In the past two weeks the Consumer Financial Protection Bureau has issued four rules, including the qualified mortgage rule and a servicing regulation. More regulations are in the pipeline from the CFPB and other regulators.
“These changes will impact business operations and the future of mortgage access for years to come,” according to MBA president and chief executive David Stevens.
He noted that the QM rule is unlikely to have much impact on the availability of credit since 90% of loans originated today go through Fannie Mae, Freddie Mac and Federal Housing Administration automated underwriting, which the CFPB will recognize as QM loans.
“However, it is not going to do much to loosen credit either,” Stevens said in speaking to the Exchequer Club in Washington.

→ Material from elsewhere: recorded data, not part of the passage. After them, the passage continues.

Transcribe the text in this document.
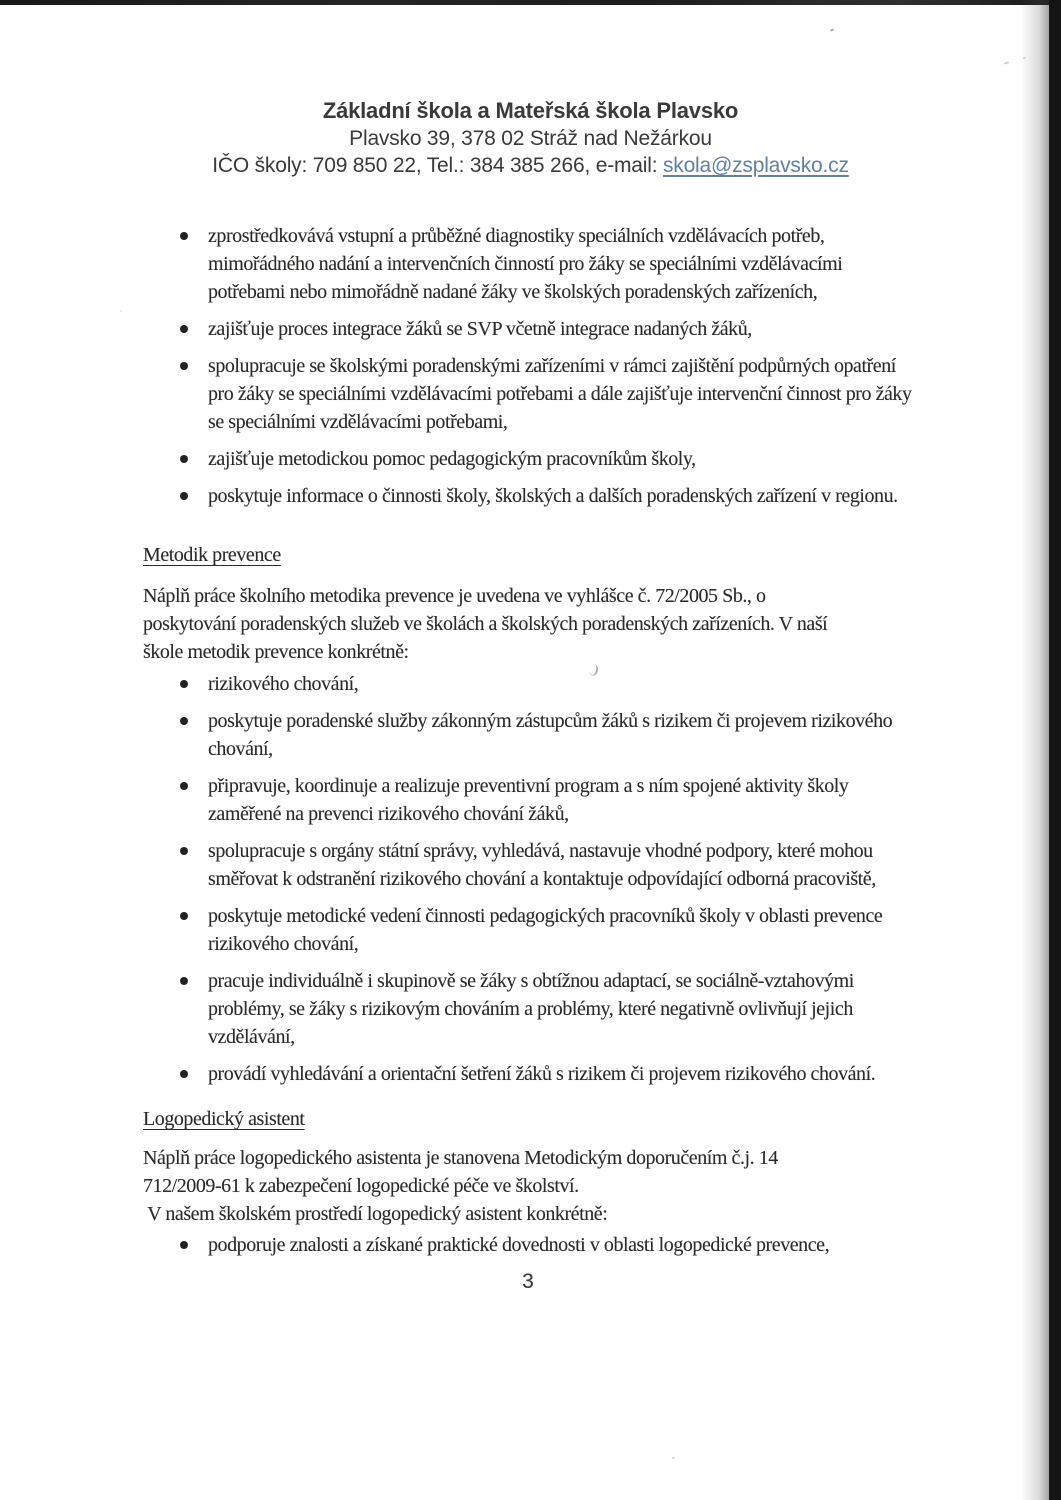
Základní škola a Mateřská škola Plavsko
Plavsko 39, 378 02 Stráž nad Nežárkou
IČO školy: 709 850 22, Tel.: 384 385 266, e-mail: skola@zsplavsko.cz
zprostředkovává vstupní a průběžné diagnostiky speciálních vzdělávacích potřeb, mimořádného nadání a intervenčních činností pro žáky se speciálními vzdělávacími potřebami nebo mimořádně nadané žáky ve školských poradenských zařízeních,
zajišťuje proces integrace žáků se SVP včetně integrace nadaných žáků,
spolupracuje se školskými poradenskými zařízeními v rámci zajištění podpůrných opatření pro žáky se speciálními vzdělávacími potřebami a dále zajišťuje intervenční činnost pro žáky se speciálními vzdělávacími potřebami,
zajišťuje metodickou pomoc pedagogickým pracovníkům školy,
poskytuje informace o činnosti školy, školských a dalších poradenských zařízení v regionu.
Metodik prevence
Náplň práce školního metodika prevence je uvedena ve vyhlášce č. 72/2005 Sb., o
poskytování poradenských služeb ve školách a školských poradenských zařízeních. V naší
škole metodik prevence konkrétně:
rizikového chování,
poskytuje poradenské služby zákonným zástupcům žáků s rizikem či projevem rizikového chování,
připravuje, koordinuje a realizuje preventivní program a s ním spojené aktivity školy zaměřené na prevenci rizikového chování žáků,
spolupracuje s orgány státní správy, vyhledává, nastavuje vhodné podpory, které mohou směřovat k odstranění rizikového chování a kontaktuje odpovídající odborná pracoviště,
poskytuje metodické vedení činnosti pedagogických pracovníků školy v oblasti prevence rizikového chování,
pracuje individuálně i skupinově se žáky s obtížnou adaptací, se sociálně-vztahovými problémy, se žáky s rizikovým chováním a problémy, které negativně ovlivňují jejich vzdělávání,
provádí vyhledávání a orientační šetření žáků s rizikem či projevem rizikového chování.
Logopedický asistent
Náplň práce logopedického asistenta je stanovena Metodickým doporučením č.j. 14
712/2009-61 k zabezpečení logopedické péče ve školství.
V našem školském prostředí logopedický asistent konkrétně:
podporuje znalosti a získané praktické dovednosti v oblasti logopedické prevence,
3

To achieve the right balance, the MBA executive wants the White House to appoint a “traffic cop” to provide some coordination over the onslaught of mortgage regulations that will be issued over the next six months.
“We can get the rules done right with a coordinated, balanced approach that doesn’t tighten credit,” he said.
A White House office of housing policy “won’t have the authority to tell regulators what to do,” Stevens said.
But this traffic cop could get the regulators to work together, identify conflicts between regulations and try to balance the timing of the implementation of regulations and their impact on the market.
“It would give us all greater confidence in the real estate finance market and help set housing on a sustainable recovery path,” Stevens said.
The MBA president also noted that Fannie and Freddie need to be included in the regulatory network.
Other government agencies are required to issue proposals for public comment when they make significant changes in their rules or requirements.
The GSEs are significant in part of the “broader housing and economic ecosystem,” Stevens said, and they should be more open and transparent in making major policy or business changes.
“The good news is that the Federal Housing Finance Agency, Fannie Mae and Freddie Mac have shown a willingness to discuss how we can work toward transparency and be better coordinated going forward,” he said.
A few months ago, the GSE regulator issued a proposal that called for merging Fannie and Freddie’s securitization platforms so it could for used for issuing both agency and private-label MBS.
But aspects of the FHFA proposal troubled several trade groups, including the MBA. The GSE regulator is reconsidering that proposal.